At thirty John married, and wisely concluded that the day for experiments was past. The idea that he was to acquire riches he put resolutely aside; if he could make a decent living it was all he dared expect.
It remained for Mr. Thomas Haviland, of Bliss, Haviland and Company, to give him his opportunity. When he got with this concern, John felt the connection to be a really notable one. The position carried a salary of twenty dollars a week with a fortnight's vacation each summer on full pay. There was one drawback. The managing director had the reputation of being exacting and hard to please, with a disagreeable temper and variable moods, but John was fully prepared to make some sacrifices to obtain steady employment. He wanted to be thrifty and sensible. One of the first things he did was to have his life insured. This gave him a solid and substantial feeling, alike new and comfortable. Later, perhaps, he would be able to open a bank-account.
He was relieved to find he could do this work, about which he had had many misgivings, as well as there was any need for it to be done. He was fortunate in the start in escaping all personal contact with Haviland, or his satisfaction with himself and his lot might have been less pronounced. The managing director had a genius for taking the very marrow out of a man's bones and the hope out of his heart. On principle he never respected those in his employ. He would probably have explained his attitude by saying it was impossible to respect men who were content to earn beggarly salaries of from fifteen to thirty-five dollars a week. Even at these prices it must be owned he contrived to surround himself by an uncommonly low grade of business intelligence.
Perhaps he liked the contrast it offered to the vigorous grasp he always maintained on affairs.
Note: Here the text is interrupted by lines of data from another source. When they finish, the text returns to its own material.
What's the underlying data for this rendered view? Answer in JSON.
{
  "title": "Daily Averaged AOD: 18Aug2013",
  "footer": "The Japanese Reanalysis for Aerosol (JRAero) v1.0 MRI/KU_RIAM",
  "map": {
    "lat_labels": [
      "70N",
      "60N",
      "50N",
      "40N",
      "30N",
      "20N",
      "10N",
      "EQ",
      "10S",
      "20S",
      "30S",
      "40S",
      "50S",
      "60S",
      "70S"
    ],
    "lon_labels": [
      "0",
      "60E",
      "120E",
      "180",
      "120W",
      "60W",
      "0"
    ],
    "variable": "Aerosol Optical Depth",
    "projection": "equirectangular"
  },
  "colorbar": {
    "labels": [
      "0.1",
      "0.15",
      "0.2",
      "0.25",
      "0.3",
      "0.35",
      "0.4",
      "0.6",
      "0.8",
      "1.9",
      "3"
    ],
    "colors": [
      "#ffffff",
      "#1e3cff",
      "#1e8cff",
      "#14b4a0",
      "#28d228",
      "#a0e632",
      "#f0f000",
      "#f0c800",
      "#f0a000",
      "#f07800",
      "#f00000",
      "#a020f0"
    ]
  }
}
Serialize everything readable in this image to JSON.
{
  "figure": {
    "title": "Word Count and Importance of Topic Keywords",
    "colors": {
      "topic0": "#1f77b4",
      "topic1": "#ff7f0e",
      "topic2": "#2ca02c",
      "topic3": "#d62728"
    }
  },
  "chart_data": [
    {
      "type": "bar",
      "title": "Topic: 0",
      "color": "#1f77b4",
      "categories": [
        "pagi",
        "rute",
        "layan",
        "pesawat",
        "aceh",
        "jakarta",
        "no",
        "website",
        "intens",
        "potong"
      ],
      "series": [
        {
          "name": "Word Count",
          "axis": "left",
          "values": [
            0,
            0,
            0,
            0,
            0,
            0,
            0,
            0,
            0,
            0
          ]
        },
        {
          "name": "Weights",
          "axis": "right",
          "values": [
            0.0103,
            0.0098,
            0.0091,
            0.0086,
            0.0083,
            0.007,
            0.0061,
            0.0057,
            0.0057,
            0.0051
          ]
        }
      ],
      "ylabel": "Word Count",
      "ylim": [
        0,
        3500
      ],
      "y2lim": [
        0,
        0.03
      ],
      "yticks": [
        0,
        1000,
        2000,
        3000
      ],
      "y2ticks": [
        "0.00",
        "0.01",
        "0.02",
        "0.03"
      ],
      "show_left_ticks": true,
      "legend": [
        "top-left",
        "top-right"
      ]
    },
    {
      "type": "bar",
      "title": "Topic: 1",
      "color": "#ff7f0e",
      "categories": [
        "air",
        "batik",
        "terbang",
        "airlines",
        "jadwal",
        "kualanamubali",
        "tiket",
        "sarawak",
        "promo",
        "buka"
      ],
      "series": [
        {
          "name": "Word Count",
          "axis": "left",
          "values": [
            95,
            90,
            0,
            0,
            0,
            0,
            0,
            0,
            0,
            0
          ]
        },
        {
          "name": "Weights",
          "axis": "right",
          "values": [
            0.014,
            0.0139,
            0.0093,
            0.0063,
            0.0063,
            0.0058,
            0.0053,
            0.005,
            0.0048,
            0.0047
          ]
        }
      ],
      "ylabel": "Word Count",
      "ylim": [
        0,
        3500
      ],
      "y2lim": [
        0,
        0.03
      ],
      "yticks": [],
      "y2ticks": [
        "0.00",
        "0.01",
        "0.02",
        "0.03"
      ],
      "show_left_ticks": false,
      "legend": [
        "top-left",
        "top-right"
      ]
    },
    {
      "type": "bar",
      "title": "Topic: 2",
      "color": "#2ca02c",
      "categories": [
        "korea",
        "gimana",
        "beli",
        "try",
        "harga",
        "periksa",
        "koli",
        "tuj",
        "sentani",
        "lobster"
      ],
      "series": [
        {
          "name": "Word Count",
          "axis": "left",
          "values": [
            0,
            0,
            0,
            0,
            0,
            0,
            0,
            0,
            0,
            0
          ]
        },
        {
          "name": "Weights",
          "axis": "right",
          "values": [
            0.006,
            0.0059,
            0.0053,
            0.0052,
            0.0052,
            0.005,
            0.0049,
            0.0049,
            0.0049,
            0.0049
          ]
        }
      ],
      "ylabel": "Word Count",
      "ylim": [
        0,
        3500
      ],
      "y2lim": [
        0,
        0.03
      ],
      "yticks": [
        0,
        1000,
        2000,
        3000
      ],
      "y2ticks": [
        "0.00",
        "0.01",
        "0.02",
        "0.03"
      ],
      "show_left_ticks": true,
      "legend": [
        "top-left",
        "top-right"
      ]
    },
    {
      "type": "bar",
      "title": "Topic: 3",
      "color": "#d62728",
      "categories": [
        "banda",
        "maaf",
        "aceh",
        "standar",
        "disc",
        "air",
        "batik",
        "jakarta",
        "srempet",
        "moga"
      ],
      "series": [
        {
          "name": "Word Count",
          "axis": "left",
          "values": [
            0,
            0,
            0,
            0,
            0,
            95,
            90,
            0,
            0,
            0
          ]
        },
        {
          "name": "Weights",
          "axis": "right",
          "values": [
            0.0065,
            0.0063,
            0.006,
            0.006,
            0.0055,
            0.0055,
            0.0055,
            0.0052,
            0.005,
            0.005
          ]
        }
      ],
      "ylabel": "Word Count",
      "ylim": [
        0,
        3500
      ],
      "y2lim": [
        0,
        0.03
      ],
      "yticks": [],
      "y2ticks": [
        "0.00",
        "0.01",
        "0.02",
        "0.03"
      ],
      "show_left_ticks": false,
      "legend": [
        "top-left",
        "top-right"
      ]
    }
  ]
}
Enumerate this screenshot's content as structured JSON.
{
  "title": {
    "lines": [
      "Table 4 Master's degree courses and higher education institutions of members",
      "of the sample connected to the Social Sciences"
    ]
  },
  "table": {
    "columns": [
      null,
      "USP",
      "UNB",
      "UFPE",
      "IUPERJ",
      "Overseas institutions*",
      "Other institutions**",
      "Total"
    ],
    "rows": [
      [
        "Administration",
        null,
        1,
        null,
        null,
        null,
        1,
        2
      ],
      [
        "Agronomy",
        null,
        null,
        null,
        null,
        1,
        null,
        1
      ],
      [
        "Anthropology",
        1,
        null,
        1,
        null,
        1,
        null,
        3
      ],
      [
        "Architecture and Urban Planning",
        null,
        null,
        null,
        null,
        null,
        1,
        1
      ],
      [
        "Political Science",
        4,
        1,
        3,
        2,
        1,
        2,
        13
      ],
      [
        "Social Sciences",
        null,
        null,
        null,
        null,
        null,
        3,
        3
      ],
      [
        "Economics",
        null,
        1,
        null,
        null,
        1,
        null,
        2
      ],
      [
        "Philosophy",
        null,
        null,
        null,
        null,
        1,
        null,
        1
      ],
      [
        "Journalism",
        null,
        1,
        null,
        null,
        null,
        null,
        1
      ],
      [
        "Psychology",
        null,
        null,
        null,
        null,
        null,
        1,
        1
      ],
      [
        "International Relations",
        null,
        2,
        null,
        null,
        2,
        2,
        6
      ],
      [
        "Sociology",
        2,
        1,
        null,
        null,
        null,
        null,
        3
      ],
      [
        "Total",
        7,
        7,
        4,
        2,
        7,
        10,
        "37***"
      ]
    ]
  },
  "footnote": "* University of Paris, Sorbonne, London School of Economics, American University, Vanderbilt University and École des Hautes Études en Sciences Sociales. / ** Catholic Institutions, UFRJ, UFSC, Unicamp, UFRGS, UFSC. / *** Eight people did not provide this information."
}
The clerks carried on their work in fear and trembling, conscious that at any moment Haviland might come out of the private office, purplefaced and furious over a trifling blunder, to lash them with sarcasms that cut like a knife,—or even worse, some poor devil would be summoned into the private office to explain; an utterly hopeless proposition, as Haviland could not sit quietly through an explanation. He made mistakes himself, but he refused to recognize the right of others to do so; at least he would not listen to their excuses. He complained continually that the clerks wasted his time, which he valued at a fabulous figure, but he would spend half a morning criticizing the mental equipment of a shaking, underfed, five-dollar-a-week man, and then dismiss him as if he were the scum of the earth,—a mere thing.
John saw and heard a good deal that filled him with astonishment the first few weeks he spent in the office of Bliss, Haviland and Company, and he decided that Haviland was not a gentleman, and when he discussed his character with Alice at home of an evening he said a good many hard and bitter things, for they talked of him incessantly; he was the one topic in the homes of all the men in the office; he lowered the tone of their lives, and brought servility and fear into the lives of their wives and children. That John escaped insult, he attributed to luck; apparently there was no protection in the fact that he was earnest and conscientious. Gordon, the old bookkeeper, who had been with the firm forty years, was a model of industry and exactness, yet he was in hot water pretty much all the time when he was not in deep water and trembling for his position.
To be sure Haviland had his own disappointments and his nerves were on edge most of the time. He was greedy of gain, but more greedy of fame,—or the irresponsible notoriety which he mistook for fame, and which was perhaps sweeter to him than a responsible fame would have been with its obligations, and he hated the directors, who seemed in league to limit him to a conservative business with reasonable profits.
John, whose ancestors since the days of the Norman Conquest had taken a hand in almost every war in Anglo-Saxon history, resolved that if Haviland ever “went for him” as he did for the rest, he would let him have the ink-well or some similarly convenient missile, but he was more and more grateful as the days ran into weeks and the weeks into months, that nothing unpleasant occurred involving him.
He had been with Bliss, Haviland and Company almost a year when one afternoon, Gordon, the bookkeeper, came out of the private office a dull tallowy white, with blue-drawn lips. He stopped beside John's desk.
“Mr. Haviland wants to see you,” he said. “You are to go in now,—right away.”